Jember – Beberapa hari silam, ada perempuan beragama lain mengamuk sambil bawa anjing ke masjid. Saya marah? Iya. Jangankan masjid, jika ada orang masuk ke rumah saya sambil bawa hewan ternak-pun, saya bakal muntab.
Tapi saat tahu, dan tampaknya terbukti, jika perempuan itu depresi, maka saya menunda kemarahan. Orang gila kok diladeni. Jika orang ini menderita schizofrenia, saya kira case closed. Membawa orang gila ke ranah hukum itu perbuatan sia-sia. Yang pas membawanya ke rumah sakit jiwa.
Jadi, tidak perlu adu dalil. Tak perlu juga membawa konteks perilaku orang Badui yang pipis di dalam masjid di era Rasulullah untuk membela perempuan gila ini. Sebab, konteksnya geografis, sosiologis, dan psikologis berbeda. Tak perlu juga mendramatisir kalau ini salah Jokowi (apa korelasinya, coba?), ulah kaum kafir, dan “gorengan” lain yang bisa memanaskan suasana. Sebab, muara kasusnya satu, pelakunya wong gendeng.

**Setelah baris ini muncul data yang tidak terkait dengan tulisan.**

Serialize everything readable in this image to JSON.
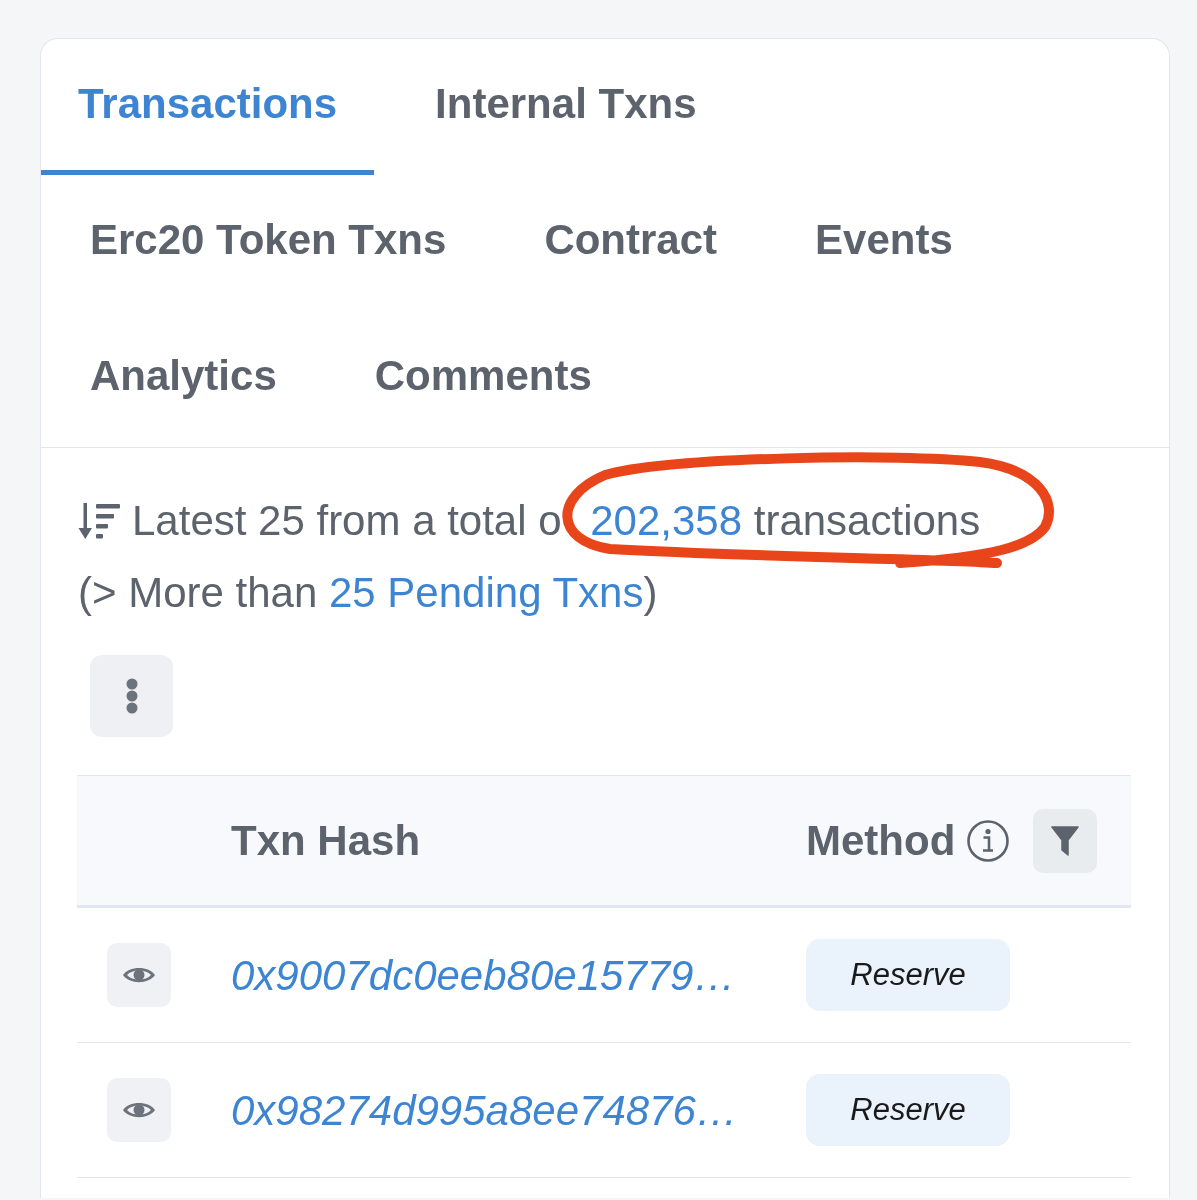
{
  "tabs": [
    {
      "label": "Transactions",
      "selected": true
    },
    {
      "label": "Internal Txns",
      "selected": false
    },
    {
      "label": "Erc20 Token Txns",
      "selected": false
    },
    {
      "label": "Contract",
      "selected": false
    },
    {
      "label": "Events",
      "selected": false
    },
    {
      "label": "Analytics",
      "selected": false
    },
    {
      "label": "Comments",
      "selected": false
    }
  ],
  "summary": {
    "text_before": "Latest 25 from a total o",
    "count_link": "202,358",
    "text_after": "transactions"
  },
  "pending": {
    "text_before": "(> More than",
    "link": "25 Pending Txns",
    "text_after": ")"
  },
  "annotation": {
    "kind": "circle"
  },
  "table": {
    "columns": [
      {
        "label": "Txn Hash",
        "info": false,
        "filter": false
      },
      {
        "label": "Method",
        "info": true,
        "filter": true
      }
    ],
    "rows": [
      {
        "hash": "0x9007dc0eeb80e15779…",
        "method": "Reserve"
      },
      {
        "hash": "0x98274d995a8ee74876…",
        "method": "Reserve"
      }
    ]
  }
}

Dalam banyak hal, saya kira kita perlu melokalisir masalah, termasuk dalam kasus ini. Melokalisir masalah berarti menelusuri sebab-musababnya, mempreteli akarnya dan mencari solusinya, biar tidak merembet dan menimbulkan masalah baru. Ini penting, karena berbagai kerusuhan dan tindakan barbar yang melibatkan massa biasanya muncul dari satu masalah yang disangkutpautkan dengan persoalan lain. Kemudian ada banyak pihak berkepentingan yang memainkan kasus sensitif hingga pada akhirnya, api permusuhan tersulut, membesar, lantas menghasilkan ledakan kerusuhan. Mengerikan!
Dalam kasus ini, penting kiranya kita menahan diri. Bukan malah dengan memanas-manasi. Kalaupun pelakunya normal, lantas kita marah, dan kemudian bilang “Dasar, Katolik Bajingan!”, bukankah ini sama biadabnya dengan makian kaum fasis-rasis di Amerika dan Eropa yang bilang “Dasar, Muslim Keparat!” ketika melihat aksi muslim Srilanka mengebom gereja.
Contoh lain. Misalnya, anak saya bertengkar dengan sahabatnya yang beragama Hindu. Ketika melokalisir masalah, maka saya pantang mengata-ngatainya dengan sebutan “Dasar Hindu Kurangajar”. Pun demikian dengannya. Nggak usah bilang “Muslim Teroris”. Sebab, ada banyak sensitivitas di negeri ini, termasuk ungkapan bernama SARA. Cukup diselesaikan dengan baik-baik. Masing-masing ortu ngobrol dengan kepala dingin. Selesai di tahap kekeluargaan. Tanpa harus naik di level hukum. Banyak kasus sebenarnya yang bisa diselesaikan dengan cara “minum secangkir kopi bersama-sama”, tapi karena gengsi dan harga diri salah kaprah, akhirnya berlanjut ke level hukum. Masalah level RT, tapi ditangani di Mahkamah Agung. Konyol, namanya.
Dalam Islam, sikap menahan diri dan jernih melihat persoalan itu disebut al-Hilmu. Orang Jawa menyebutnya “Aris”. Ini pantulan karakter mulia. Rasulullah dan para manusia mulia lain punya karakter ini. Orang yang punya sifat al-Hilmu biasanya dipercayai masyarakat sebagai al-mushlih, rekonsiliator, juru damai.
Sebab dia bisa melihat permasalahan dengan obyektif, jernih, dan solutif, bukan problematik.
Mereka dimusuhi provokator dan tukang jualan konflik. Lho, memangnya ada pebisnis konflik? Jelas ada. Ini bisnis purba. Mereka adalah para pecandu pertengkaran yang punya insting lalat, berkerumun menikmati luka dan nanah. Mereka inilah para penghasut permusuhan yang lekas beringsut menyingkir di pinggir gelanggang manakala korban hasutannya mulai bersiap adu pukul.
Saya percaya, kalau kita tidak bisa menyelesaikan masalah, kemungkinan besar kitalah yang bermasalah, atau kita justru menjadi bagian dari masalah itu sendiri.